初めて見る投稿画面というものに、書き手の人々はいつもこういった場所からアップロードするのか、と何か感動した。自分もこの画面を見ているということはとうとうそれになれるのだと。つまり、書き手の人々と同じ場所に立ったということなのだ。

「タイトルは『親友の形』キャプションは『ロシウスがアミエルの為にお菓子を作って一緒にと茶会をするお話』っと」

音乃はさっそくタイトルを入れ、書き起こした本文をのせ、キャプションを入れた。

「タグはラミレスの丘。アミロシ……って感じかな? 年齢制限はなし、と」

 音乃は最後に本文とキャプションといったものを読み返し、最終確認をする。

そしていよいよ最後はアップロードのクリックになる。

「ひゃー! 緊張する! 初めての投稿だあー」

 音乃はドキドキしていた。とうとうこの瞬間が来たのだと。

「このボタンを押したら、私の作品がネット公開になるんだね……落ち着け…落ち着け…私!」

 音乃は初めてのアップロードに緊張が収まらなかった。

 これで自分は初めて二次創作の書き手にデビューできるのだと。

「よし、決心はできた! 行くぞ私!」

 音乃は覚悟を決めてアップロードボタンをクリックした。

すると「作品が投稿されました!」という画面が表示される。

「やったああ! 私の小説、これでピクシブに公開されたんだ!」

 音乃が二次創作の書き手になれた瞬間だ。これで音乃は二次創作を「書く側」になれたのだ。

「これでもう後には引けない……! さっそくアップされた画面を見てみなきゃ」

 音乃は自分のホーム画面からダッシュボードを見た。そののちに、「アミロシ」で検索すると、そこにはしっかりと自分の作品が画面上に表示されていた。

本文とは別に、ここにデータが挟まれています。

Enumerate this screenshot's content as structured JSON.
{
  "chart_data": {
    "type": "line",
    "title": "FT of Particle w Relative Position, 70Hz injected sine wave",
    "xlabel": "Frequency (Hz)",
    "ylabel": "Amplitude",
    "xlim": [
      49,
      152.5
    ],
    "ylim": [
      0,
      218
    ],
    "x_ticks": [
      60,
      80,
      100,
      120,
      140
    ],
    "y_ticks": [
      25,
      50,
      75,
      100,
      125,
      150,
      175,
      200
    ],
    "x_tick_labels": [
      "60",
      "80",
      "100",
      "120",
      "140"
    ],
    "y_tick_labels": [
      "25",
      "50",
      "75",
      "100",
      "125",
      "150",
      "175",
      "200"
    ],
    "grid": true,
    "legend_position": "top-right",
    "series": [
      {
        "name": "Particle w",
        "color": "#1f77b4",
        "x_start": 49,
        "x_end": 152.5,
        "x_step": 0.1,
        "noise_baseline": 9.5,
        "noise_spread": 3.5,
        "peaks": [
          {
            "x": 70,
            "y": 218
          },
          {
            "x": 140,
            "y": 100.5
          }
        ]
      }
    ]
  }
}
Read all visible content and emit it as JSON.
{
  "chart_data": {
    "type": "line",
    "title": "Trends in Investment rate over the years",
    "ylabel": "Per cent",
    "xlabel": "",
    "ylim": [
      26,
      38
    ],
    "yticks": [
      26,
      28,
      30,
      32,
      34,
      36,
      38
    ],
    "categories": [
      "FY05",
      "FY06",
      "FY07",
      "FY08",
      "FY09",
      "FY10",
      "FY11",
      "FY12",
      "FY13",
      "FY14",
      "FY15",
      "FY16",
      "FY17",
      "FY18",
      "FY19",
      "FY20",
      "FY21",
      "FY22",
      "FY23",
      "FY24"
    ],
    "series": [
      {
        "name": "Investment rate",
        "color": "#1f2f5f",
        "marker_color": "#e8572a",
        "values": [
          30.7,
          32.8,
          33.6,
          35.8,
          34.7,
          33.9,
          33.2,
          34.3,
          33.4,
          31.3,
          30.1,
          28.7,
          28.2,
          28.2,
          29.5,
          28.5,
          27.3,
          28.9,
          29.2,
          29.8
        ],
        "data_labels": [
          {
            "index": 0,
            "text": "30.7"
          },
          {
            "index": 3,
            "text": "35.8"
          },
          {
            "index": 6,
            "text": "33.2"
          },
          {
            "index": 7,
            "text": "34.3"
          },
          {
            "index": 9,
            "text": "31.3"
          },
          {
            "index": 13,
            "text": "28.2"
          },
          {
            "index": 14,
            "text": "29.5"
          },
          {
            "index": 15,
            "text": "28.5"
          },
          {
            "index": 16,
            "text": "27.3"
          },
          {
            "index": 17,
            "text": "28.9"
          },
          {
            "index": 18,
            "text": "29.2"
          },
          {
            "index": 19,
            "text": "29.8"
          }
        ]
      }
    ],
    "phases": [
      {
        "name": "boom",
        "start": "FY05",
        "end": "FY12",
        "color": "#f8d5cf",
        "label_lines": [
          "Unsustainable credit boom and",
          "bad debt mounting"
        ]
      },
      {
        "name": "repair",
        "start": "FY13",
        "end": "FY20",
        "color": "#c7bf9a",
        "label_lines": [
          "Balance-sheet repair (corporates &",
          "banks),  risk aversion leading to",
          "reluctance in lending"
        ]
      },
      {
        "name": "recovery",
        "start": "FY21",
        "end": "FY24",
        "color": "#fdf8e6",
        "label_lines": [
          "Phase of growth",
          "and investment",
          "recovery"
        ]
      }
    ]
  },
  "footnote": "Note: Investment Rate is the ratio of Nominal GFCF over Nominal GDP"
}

「ちゃんと私の書いた小説がアップロードされてるー! 凄い、今までは他の人が書いた小説を見るだけだった画面に、私の書いた小説がしっかり同じ形式にアップされてる!」

 音乃は本当に自分が作った小説をピクシブにのせることができたのだと、感動した。

 今まではただ見るだけで憧れでしかなかった「書き手」という世界に、自分が足を踏み込んだと思うと、まるでこれまでと違う世界への扉が開かれたかのような気分だった。

「偉かった私、ちゃんと目標達成したんだから、今日はもう寝なきゃ」

 音乃は数日かかってでもやりたかった目的を果たした、といわんばかりに幸せな気持ちで眠りにつくことにした。